The Importance of Corporate Values
Corporate values are the guide to acceptable behaviors. They provide everyone with observable, tangible, and measurable expectations on how to interact with one another and with customers. Corporate values provide people with a common objective and means of accomplishing that objective.
The values enable those who are in service delivery and in front of clients act in a way that represents your culture. This increases your ability to retain and grow clients.
Employees who demonstrate alignment with the corporate values tend to do so outside of work as well. This increases the exposure to your organization’s cultural brand making you more attractive as an employer and a partner. An example of this is when companies have volunteer days where all employees get one day a year off to donate time to charity.
Bringing Corporate Values Into the Discussions
- By holding people accountable to behaviors and actions that demonstrate the values. This can be a great tool in conflict resolution because it is hard to argue a position that is against the accepted values and culture of the organization.
- Measure people against the values expectations because they are a guide that ensures cooperation, teamwork, validation, and fun at work.
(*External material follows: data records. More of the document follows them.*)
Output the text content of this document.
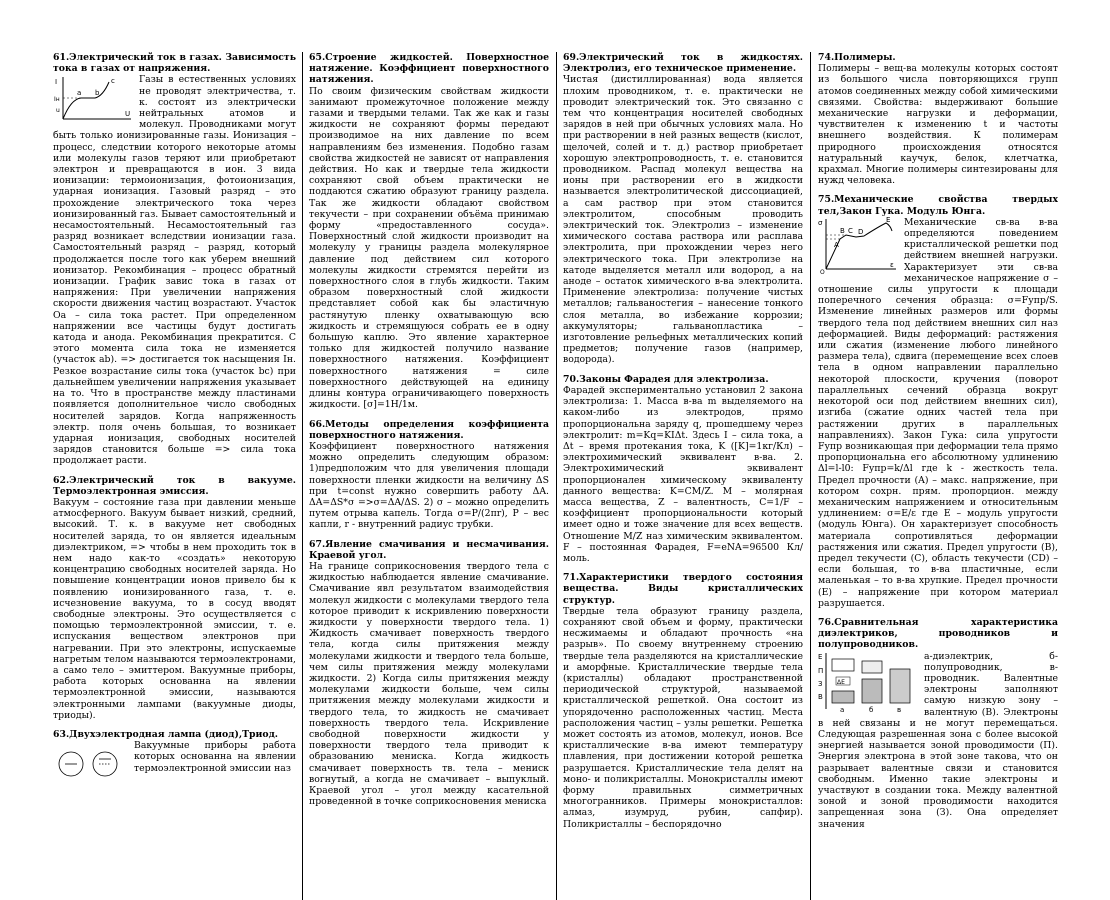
61.Электрический ток в газах. Зависимость тока в газах от напряжения.

I
u
Iн
a b
c
U

Газы в естественных условиях не проводят электричества, т. к. состоят из электрически нейтральных атомов и молекул. Проводниками могут быть только ионизированные газы. Ионизация – процесс, следствии которого некоторые атомы или молекулы газов теряют или приобретают электрон и превращаются в ион. 3 вида ионизации: термоионизация, фотоионизация, ударная ионизация. Газовый разряд – это прохождение электрического тока через ионизированный газ. Бывает самостоятельный и несамостоятельный. Несамостоятельный газ разряд возникает вследствии ионизации газа. Самостоятельный разряд – разряд, который продолжается после того как уберем внешний ионизатор. Рекомбинация – процесс обратный ионизации. График завис тока в газах от напряжения: При увеличении напряжения скорости движения частиц возрастают. Участок Оа – сила тока растет. При определенном напряжении все частицы будут достигать катода и анода. Рекомбинация прекратится. С этого момента сила тока не изменяется (участок аb). => достигается ток насыщения Iн. Резкое возрастание силы тока (участок bc) при дальнейшем увеличении напряжения указывает на то. Что в пространстве между пластинами появляется дополнительное число свободных носителей зарядов. Когда напряженность электр. поля очень большая, то возникает ударная ионизация, свободных носителей зарядов становится больше => сила тока продолжает расти.

62.Электрический ток в вакууме. Термоэлектронная эмиссия.

Вакуум – состояние газа при давлении меньше атмосферного. Вакуум бывает низкий, средний, высокий. Т. к. в вакууме нет свободных носителей заряда, то он является идеальным диэлектриком, => чтобы в нем проходить ток в нем надо как-то «создать» некоторую концентрацию свободных носителей заряда. Но повышение концентрации ионов привело бы к появлению ионизированного газа, т. е. исчезновение вакуума, то в сосуд вводят свободные электроны. Это осуществляется с помощью термоэлектронной эмиссии, т. е. испускания веществом электронов при нагревании. При это электроны, испускаемые нагретым телом называются термоэлектронами, а само тело – эмиттером. Вакуумные приборы, работа которых основанна на явлении термоэлектронной эмиссии, называются электронными лампами (вакуумные диоды, триоды).

63.Двухэлектродная лампа (диод),Триод.

Вакуумные приборы работа которых основанна на явлении термоэлектронной эмиссии наз

65.Строение жидкостей. Поверхностное натяжение. Коэффициент поверхностного натяжения.

По своим физическим свойствам жидкости занимают промежуточное положение между газами и твердыми телами. Так же как и газы жидкости не сохраняют формы передают производимое на них давление по всем направлениям без изменения. Подобно газам свойства жидкостей не зависят от направления действия. Но как и твердые тела жидкости сохраняют свой объем практически не поддаются сжатию образуют границу раздела. Так же жидкости обладают свойством текучести – при сохранении объёма принимаю форму «предоставленного сосуда». Поверхностный слой жидкости производит на молекулу у границы раздела молекулярное давление под действием сил которого молекулы жидкости стремятся перейти из поверхностного слоя в глубь жидкости. Таким образом поверхностный слой жидкости представляет собой как бы эластичную растянутую пленку охватывающую всю жидкость и стремящуюся собрать ее в одну большую каплю. Это явление характерное только для жидкостей получило название поверхностного натяжения. Коэффициент поверхностного натяжения = силе поверхностного действующей на единицу длины контура ограничивающего поверхность жидкости. [σ]=1Н/1м.

66.Методы определения коэффициента поверхностного натяжения.

Коэффициент поверхностного натяжения можно определить следующим образом: 1)предположим что для увеличения площади поверхности пленки жидкости на величину ΔS при t=const нужно совершить работу ΔA. ΔA=ΔS*σ =>σ=ΔA/ΔS. 2) σ – можно определить путем отрыва капель. Тогда σ=P/(2πr), P – вес капли, r - внутренний радиус трубки.

67.Явление смачивания и несмачивания. Краевой угол.

На границе соприкосновения твердого тела с жидкостью наблюдается явление смачивание. Смачивание явл результатом взаимодействия молекул жидкости с молекулами твердого тела которое приводит к искривлению поверхности жидкости у поверхности твердого тела. 1) Жидкость смачивает поверхность твердого тела, когда силы притяжения между молекулами жидкости и твердого тела больше, чем силы притяжения между молекулами жидкости. 2) Когда силы притяжения между молекулами жидкости больше, чем силы притяжения между молекулами жидкости и твердого тела, то жидкость не смачивает поверхность твердого тела. Искривление свободной поверхности жидкости у поверхности твердого тела приводит к образованию мениска. Когда жидкость смачивает поверхность тв. тела – мениск вогнутый, а когда не смачивает – выпуклый. Краевой угол – угол между касательной проведенной в точке соприкосновения мениска

69.Электрический ток в жидкостях. Электролиз, его техническое применение.

Чистая (дистиллированная) вода является плохим проводником, т. е. практически не проводит электрический ток. Это связанно с тем что концентрация носителей свободных зарядов в ней при обычных условиях мала. Но при растворении в ней разных веществ (кислот, щелочей, солей и т. д.) раствор приобретает хорошую электропроводность, т. е. становится проводником. Распад молекул вещества на ионы при растворении его в жидкости называется электролитической диссоциацией, а сам раствор при этом становится электролитом, способным проводить электрический ток. Электролиз – изменение химического состава раствора или расплава электролита, при прохождении через него электрического тока. При электролизе на катоде выделяется металл или водород, а на аноде – остаток химического в-ва электролита. Применение электролиза: получение чистых металлов; гальваностегия – нанесение тонкого слоя металла, во избежание коррозии; аккумуляторы; гальванопластика – изготовление рельефных металлических копий предметов; получение газов (например, водорода).

70.Законы Фарадея для электролиза.

Фарадей экспериментально установил 2 закона электролиза: 1. Масса в-ва m выделяемого на каком-либо из электродов, прямо пропорциональна заряду q, прошедшему через электролит: m=Kq=KIΔt. Здесь I – сила тока, а Δt – время протекания тока, K ([K]=1кг/Кл) – электрохимический эквивалент в-ва. 2. Электрохимический эквивалент пропорционален химическому эквиваленту данного вещества: K=CM/Z. M – молярная масса вещества, Z – валентность, C=1/F – коэффициент пропорциональности который имеет одно и тоже значение для всех веществ. Отношение M/Z наз химическим эквивалентом. F – постоянная Фарадея, F=eNA=96500 Кл/моль.

71.Характеристики твердого состояния вещества. Виды кристаллических структур.

Твердые тела образуют границу раздела, сохраняют свой объем и форму, практически несжимаемы и обладают прочность «на разрыв». По своему внутреннему строению твердые тела разделяются на кристаллические и аморфные. Кристаллические твердые тела (кристаллы) обладают пространственной периодической структурой, называемой кристаллической решеткой. Она состоит из упорядоченно расположенных частиц. Места расположения частиц – узлы решетки. Решетка может состоять из атомов, молекул, ионов. Все кристаллические в-ва имеют температуру плавления, при достижении которой решетка разрушается. Кристаллические тела делят на моно- и поликристаллы. Монокристаллы имеют форму правильных симметричных многогранников. Примеры монокристаллов: алмаз, изумруд, рубин, сапфир). Поликристаллы – беспорядочно

74.Полимеры.

Полимеры – вещ-ва молекулы которых состоят из большого числа повторяющихся групп атомов соединенных между собой химическими связями. Свойства: выдерживают большие механические нагрузки и деформации, чувствителен к изменению t и частоты внешнего воздействия. К полимерам природного происхождения относятся натуральный каучук, белок, клетчатка, крахмал. Многие полимеры синтезированы для нужд человека.

75.Механические свойства твердых тел,Закон Гука. Модуль Юнга.

σ	E
C D
A
B
O
ε

Механические св-ва в-ва определяются поведением кристаллической решетки под действием внешней нагрузки. Характеризует эти св-ва механическое напряжение σ – отношение силы упругости к площади поперечного сечения образца: σ=Fупр/S. Изменение линейных размеров или формы твердого тела под действием внешних сил наз деформацией. Виды деформаций: растяжения или сжатия (изменение любого линейного размера тела), сдвига (перемещение всех слоев тела в одном направлении параллельно некоторой плоскости, кручения (поворот параллельных сечений образца вокруг некоторой оси под действием внешних сил), изгиба (сжатие одних частей тела при растяжении других в параллельных направлениях). Закон Гука: сила упругости Fупр возникающая при деформации тела прямо пропорциональна его абсолютному удлинению Δl=l-l0: Fупр=k/Δl где k - жесткость тела. Предел прочности (A) – макс. напряжение, при котором сохрн. прям. пропорцион. между механическим напряжением и относительным удлинением: σ=E/ε где E – модуль упругости (модуль Юнга). Он характеризует способность материала сопротивляться деформации растяжения или сжатия. Предел упругости (B), предел текучести (C), область текучести (CD) – если большая, то в-ва пластичные, если маленькая – то в-ва хрупкие. Предел прочности (E) – напряжение при котором материал разрушается.

76.Сравнительная характеристика диэлектриков, проводников и полупроводников.

E
П
З
В
ΔE
а	б	в

а-диэлектрик, б-полупроводник, в-проводник. Валентные электроны заполняют самую низкую зону – валентную (В). Электроны в ней связаны и не могут перемещаться. Следующая разрешенная зона с более высокой энергией называется зоной проводимости (П). Энергия электрона в этой зоне такова, что он разрывает валентные связи и становится свободным. Именно такие электроны и участвуют в создании тока. Между валентной зоной и зоной проводимости находится запрещенная зона (З). Она определяет значения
Measure how well they demonstrate and promote the values as much as you measure their job performance.
- Translate the corporate values into “I” statements for each person. This helps everyone understand how the values look, fit, and feel in their current role.
- Live the values in every interaction. Become the model of what the values look like, When someone does or says something that crosses the line of a particular value, call them on it and asks how it relates to said value.
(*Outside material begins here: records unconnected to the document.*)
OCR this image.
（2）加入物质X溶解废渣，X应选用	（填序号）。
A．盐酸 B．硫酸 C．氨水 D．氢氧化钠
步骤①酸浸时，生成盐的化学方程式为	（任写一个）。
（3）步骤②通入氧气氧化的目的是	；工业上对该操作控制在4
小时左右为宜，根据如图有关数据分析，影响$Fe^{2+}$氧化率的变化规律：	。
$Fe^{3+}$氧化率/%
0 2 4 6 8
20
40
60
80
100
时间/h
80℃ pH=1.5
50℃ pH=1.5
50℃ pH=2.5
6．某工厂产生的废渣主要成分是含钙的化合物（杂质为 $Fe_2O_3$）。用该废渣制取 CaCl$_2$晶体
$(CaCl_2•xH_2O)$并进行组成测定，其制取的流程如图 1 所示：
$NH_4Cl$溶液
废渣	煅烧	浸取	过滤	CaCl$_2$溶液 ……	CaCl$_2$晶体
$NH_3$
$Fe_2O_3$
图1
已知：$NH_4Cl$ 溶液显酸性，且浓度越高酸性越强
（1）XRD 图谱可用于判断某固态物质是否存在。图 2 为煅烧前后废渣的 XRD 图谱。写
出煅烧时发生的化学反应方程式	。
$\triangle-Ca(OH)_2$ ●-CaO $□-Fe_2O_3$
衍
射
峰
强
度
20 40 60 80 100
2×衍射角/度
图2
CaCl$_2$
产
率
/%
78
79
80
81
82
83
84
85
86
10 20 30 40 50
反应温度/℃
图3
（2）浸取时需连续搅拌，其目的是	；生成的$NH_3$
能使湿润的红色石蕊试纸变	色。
- Rewarding, recognizing, and coaching when applicable are tools for holding everyone accountable for living the values daily. Any solid coaching plan will include elements or language of the corporate values.
Nothing is urgent enough to dismiss the values even when there is a crisis within the organization. Otherwise, your real values are different from the said values. Instead, let your values guide you out of the crisis, you’ll feel better as a result.
As a leader, you are the most important person to hold to the standard, followed by other leaders and top performers. These are the people who have influence around your organization and can accelerate or stall your cultural initiatives.
Employee performance improves, employee retention improves, and you will attract more high-quality talent because a positive culture creates a positive work environment. The culture starts with clearly defining the values and holding people accountable for behaving in line with those values and ultimately the culture.